The Minister of Agriculture and Rural Development, Celso Correia, revealed that the limited investment capacity for fresh milk production in the country, combined with regional competition, is jeopardising the growth of this sub-sector and the goal of achieving self-sufficiency, adding that several countries in the southern African region show good indicators.
Speaking on Monday, 8 July, during the “National Meeting to Plan and Evaluate Milk Production in Mozambique”, he revealed that currently only the provinces of Manica, Sofala and Gaza stand out in terms of milk production, stressing that the growth trend was interrupted in 2022, when there was a 24.7% drop, from 3.2 million litres to 2.4 million.
“Our poor ability to attract investment to this sector was one of the determining factors that influenced the low growth in productivity, limiting our ability to compete with more developed markets,” he explained.
Quoted by the newspaper Noticias, the minister called for greater reflection on the results achieved in recent times in this sector, regardless of the circumstances, adding that the government is working to guarantee food security at all levels.
“Faced with the recurring shocks that have affected the economy, especially agriculture, this sector must be empowered to face adversity. It is everyone’s duty to bring answers to overcome the challenges,” he concluded.

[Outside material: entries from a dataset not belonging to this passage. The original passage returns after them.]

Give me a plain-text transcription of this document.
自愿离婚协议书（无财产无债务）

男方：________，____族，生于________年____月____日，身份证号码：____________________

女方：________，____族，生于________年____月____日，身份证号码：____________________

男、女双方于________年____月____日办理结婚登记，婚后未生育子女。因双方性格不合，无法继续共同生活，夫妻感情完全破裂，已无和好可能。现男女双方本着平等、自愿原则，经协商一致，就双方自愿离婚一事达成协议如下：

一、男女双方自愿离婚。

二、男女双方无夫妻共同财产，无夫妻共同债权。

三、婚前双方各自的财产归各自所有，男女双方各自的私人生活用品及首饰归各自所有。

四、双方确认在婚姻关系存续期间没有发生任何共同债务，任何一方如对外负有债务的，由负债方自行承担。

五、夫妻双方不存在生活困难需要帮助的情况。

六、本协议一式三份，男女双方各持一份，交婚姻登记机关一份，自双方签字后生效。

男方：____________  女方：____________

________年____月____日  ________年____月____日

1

In 2021, the Ministry of Agriculture and Rural Development revealed that it was looking for a professional partnership to boost the country’s milk value chain, focusing on the production of the product and its derivatives.
At the time, the Executive stressed that facilities had been acquired with the aim of operationalising a milk and dairy factory, in an investment estimated at more than 50 million meticals.
According to some figures, due to the shortage of milk processing plants, Mozambique spends more than 200 million dollars a year importing dairy products.